Correlation Between Cambria Value and Global X
Can any of the company-specific risk be diversified away by investing in both Cambria Value and Global X at the same time? Although using a correlation coefficient on its own may not help to predict future stock returns, this module helps to understand the diversifiable risk of combining Cambria Value and Global X into the same portfolio, which is an essential part of the fundamental portfolio management process.
By analyzing existing cross correlation between Cambria Value and and Global X NASDAQ, you can compare the effects of market volatilities on Cambria Value and Global X and check how they will diversify away market risk if combined in the same portfolio for a given time horizon. You can also utilize pair trading strategies of matching a long position in Cambria Value with a short position of Global X. Check out your portfolio center. Please also check ongoing floating volatility patterns of Cambria Value and Global X.
Diversification Opportunities for Cambria Value and Global X
0.8 | Correlation Coefficient |
Very poor diversification
The 3 months correlation between Cambria and Global is 0.8. Overlapping area represents the amount of risk that can be diversified away by holding Cambria Value and and Global X NASDAQ in the same portfolio, assuming nothing else is changed. The correlation between historical prices or returns on Global X NASDAQ and Cambria Value is a relative statistical measure of the degree to which these equity instruments tend to move together. The correlation coefficient measures the extent to which returns on Cambria Value and are associated (or correlated) with Global X. Values of the correlation coefficient range from -1 to +1, where.
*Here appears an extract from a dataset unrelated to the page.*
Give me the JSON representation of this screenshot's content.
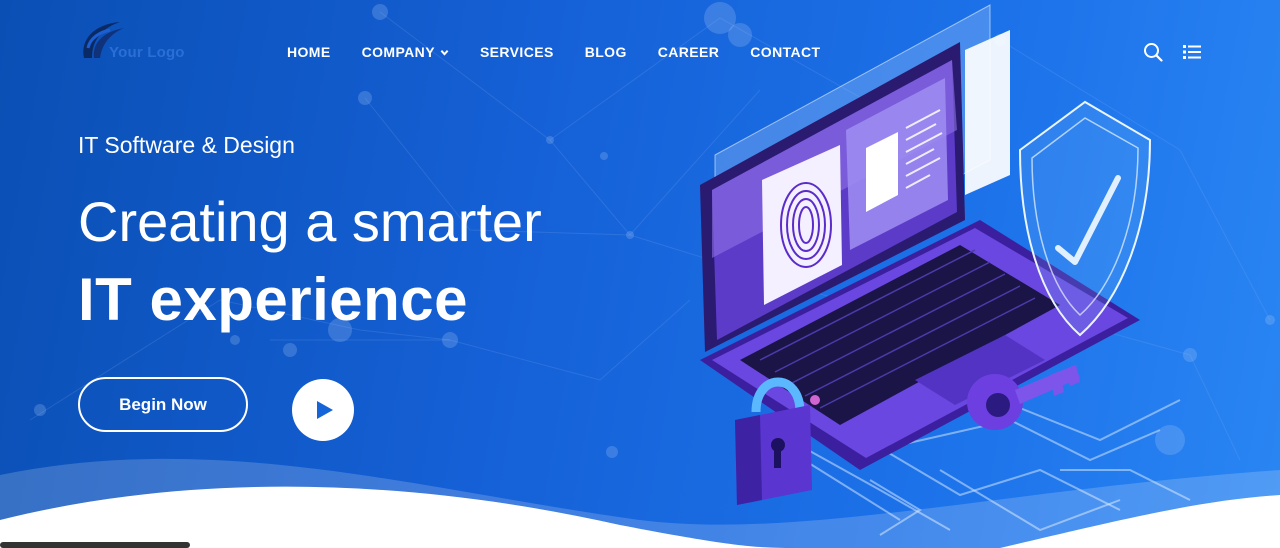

The correlation of zero (0) is possible when the price movement of Global X NASDAQ has no effect on the direction of Cambria Value i.e., Cambria Value and Global X go up and down completely randomly.
Pair Corralation between Cambria Value and Global X
Given the investment horizon of 90 days Cambria Value is expected to generate 1.61 times less return on investment than Global X. In addition to that, Cambria Value is 1.33 times more volatile than Global X NASDAQ. It trades about 0.1 of its total potential returns per unit of risk. Global X NASDAQ is currently generating about 0.21 per unit of volatility. If you would invest 2,942 in Global X NASDAQ on September 16, 2024 and sell it today you would earn a total of 297.00 from holding Global X NASDAQ or generate 10.1% return on investment over 90 days.
Time Period | 3 Months [change] |
Direction | Moves Together |
Strength | Strong |
Accuracy | 100.0% |
Values | Daily Returns |
Cambria Value and vs. Global X NASDAQ
Performance |
Timeline |
Cambria Value |
Global X NASDAQ |
Cambria Value and Global X Volatility Contrast
Predicted Return Density |
Returns |
Pair Trading with Cambria Value and Global X
The main advantage of trading using opposite Cambria Value and Global X positions is that it hedges away some unsystematic risk. Because of two separate transactions, even if Cambria Value position performs unexpectedly, Global X can make up some of the losses. Pair trading also minimizes risk from directional movements in the market. For example, if an entire industry or sector drops because of unexpected headlines, the short position in Global X will offset losses from the drop in Global X's long position.Cambria Value vs. Alpha Architect Quantitative | Cambria Value vs. Alpha Architect International | Cambria Value vs. Alpha Architect International | Cambria Value vs. Alpha Architect Quantitative |
Global X vs. Alpha Architect Quantitative | Global X vs. Alpha Architect International | Global X vs. Alpha Architect International | Global X vs. Alpha Architect Quantitative |
Check out your portfolio center.Note that this page's information should be used as a complementary analysis to find the right mix of equity instruments to add to your existing portfolios or create a brand new portfolio. You can also try the Portfolio Suggestion module to get suggestions outside of your existing asset allocation including your own model portfolios.